Historiadores assumiram que Chekhov morreu de tuberculose, e a descoberta dos pesquisadores confirma esse diagnóstico. A equipe também se perguntou se ele havia tomado algum medicamento para suas doenças, mas não conseguiu detectar nenhum traço de láudano - uma tintura de ópio popular usada na época. Righetti diz que eles esperam reexaminar os artefatos com um filme de EVA embutido que pode ser melhor para pegar os alcaloides encontrados no ópio.
Matthew Collins , que estuda proteínas em artefatos antigos da Universidade de Copenhague e da Universidade de York, diz que as descobertas em ambos os relatórios são intrigantes e merecem mais estudos. Ele acha que os filmes de EVA representam uma nova abordagem para analisar artefatos, mas suspeita que o uso de água para umedecer os filmes faria com que muitos conservadores parassem. Por exemplo, pergaminho antigo, feito de colágeno animal, pode se transformar em gelatina quando molhado, diz ele. “Isso não acontece com muita frequência, mas quando isso acontece, é positivamente assustador”.

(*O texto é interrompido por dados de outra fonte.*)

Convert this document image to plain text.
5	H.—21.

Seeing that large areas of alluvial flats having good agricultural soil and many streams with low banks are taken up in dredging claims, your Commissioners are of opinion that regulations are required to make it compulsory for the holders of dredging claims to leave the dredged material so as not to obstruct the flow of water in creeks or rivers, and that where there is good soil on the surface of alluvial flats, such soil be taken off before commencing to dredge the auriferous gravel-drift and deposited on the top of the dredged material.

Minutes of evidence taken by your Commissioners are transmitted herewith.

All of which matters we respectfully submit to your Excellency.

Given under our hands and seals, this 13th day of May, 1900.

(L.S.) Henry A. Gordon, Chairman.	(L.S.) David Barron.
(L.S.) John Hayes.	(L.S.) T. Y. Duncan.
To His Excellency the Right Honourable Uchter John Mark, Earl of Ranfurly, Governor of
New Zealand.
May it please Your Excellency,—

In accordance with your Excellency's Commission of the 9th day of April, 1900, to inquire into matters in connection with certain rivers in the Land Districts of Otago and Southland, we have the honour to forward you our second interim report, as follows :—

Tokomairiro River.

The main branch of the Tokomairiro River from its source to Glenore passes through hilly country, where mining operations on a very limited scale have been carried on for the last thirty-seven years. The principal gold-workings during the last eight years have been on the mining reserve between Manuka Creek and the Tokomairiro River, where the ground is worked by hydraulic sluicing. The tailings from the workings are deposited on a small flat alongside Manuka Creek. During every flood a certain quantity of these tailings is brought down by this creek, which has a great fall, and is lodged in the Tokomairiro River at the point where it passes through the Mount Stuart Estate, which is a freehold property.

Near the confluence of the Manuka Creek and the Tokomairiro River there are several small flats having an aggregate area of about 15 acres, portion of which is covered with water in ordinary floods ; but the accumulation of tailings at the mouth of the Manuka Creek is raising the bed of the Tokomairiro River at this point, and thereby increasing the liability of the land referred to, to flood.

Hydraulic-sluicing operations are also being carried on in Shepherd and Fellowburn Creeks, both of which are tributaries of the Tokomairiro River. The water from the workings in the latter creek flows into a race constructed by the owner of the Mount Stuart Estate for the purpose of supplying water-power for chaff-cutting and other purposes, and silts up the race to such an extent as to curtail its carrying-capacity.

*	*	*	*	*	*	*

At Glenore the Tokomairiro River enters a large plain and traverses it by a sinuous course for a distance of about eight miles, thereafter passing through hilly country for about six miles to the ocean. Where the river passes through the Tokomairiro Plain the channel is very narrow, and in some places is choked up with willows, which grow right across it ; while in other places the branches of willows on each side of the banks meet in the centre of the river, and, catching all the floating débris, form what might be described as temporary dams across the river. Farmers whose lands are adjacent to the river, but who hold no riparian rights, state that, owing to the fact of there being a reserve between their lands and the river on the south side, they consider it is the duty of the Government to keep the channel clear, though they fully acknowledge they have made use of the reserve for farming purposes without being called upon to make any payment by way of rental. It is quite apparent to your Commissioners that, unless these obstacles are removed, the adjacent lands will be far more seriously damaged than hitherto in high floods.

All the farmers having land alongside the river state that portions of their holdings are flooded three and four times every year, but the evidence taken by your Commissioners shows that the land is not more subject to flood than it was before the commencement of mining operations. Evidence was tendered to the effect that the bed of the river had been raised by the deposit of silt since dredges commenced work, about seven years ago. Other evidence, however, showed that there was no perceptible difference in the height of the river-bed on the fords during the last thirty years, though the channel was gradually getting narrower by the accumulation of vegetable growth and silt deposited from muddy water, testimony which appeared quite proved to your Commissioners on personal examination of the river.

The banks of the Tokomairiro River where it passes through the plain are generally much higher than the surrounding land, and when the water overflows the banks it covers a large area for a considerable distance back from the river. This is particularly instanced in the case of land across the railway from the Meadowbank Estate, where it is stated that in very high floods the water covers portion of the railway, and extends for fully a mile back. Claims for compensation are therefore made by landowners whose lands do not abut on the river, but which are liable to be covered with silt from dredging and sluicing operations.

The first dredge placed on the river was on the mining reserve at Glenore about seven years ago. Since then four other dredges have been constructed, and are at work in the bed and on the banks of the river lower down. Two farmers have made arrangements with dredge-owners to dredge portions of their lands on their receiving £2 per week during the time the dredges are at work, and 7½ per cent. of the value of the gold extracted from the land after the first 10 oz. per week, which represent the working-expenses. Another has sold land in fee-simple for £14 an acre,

Righetti e Zilberstein esperam que os filmes de EVA sejam reconhecidos por analisar amostras além de artefatos históricos. Eles acham que os disquetes poderiam ser úteis como uma ferramenta de análise de cena de crime para a aplicação da lei, por exemplo. Mas eles também têm outros objetos históricos que esperam estudar no futuro, incluindo manuscritos do escritor russo do século 19, Alexander Pushkin.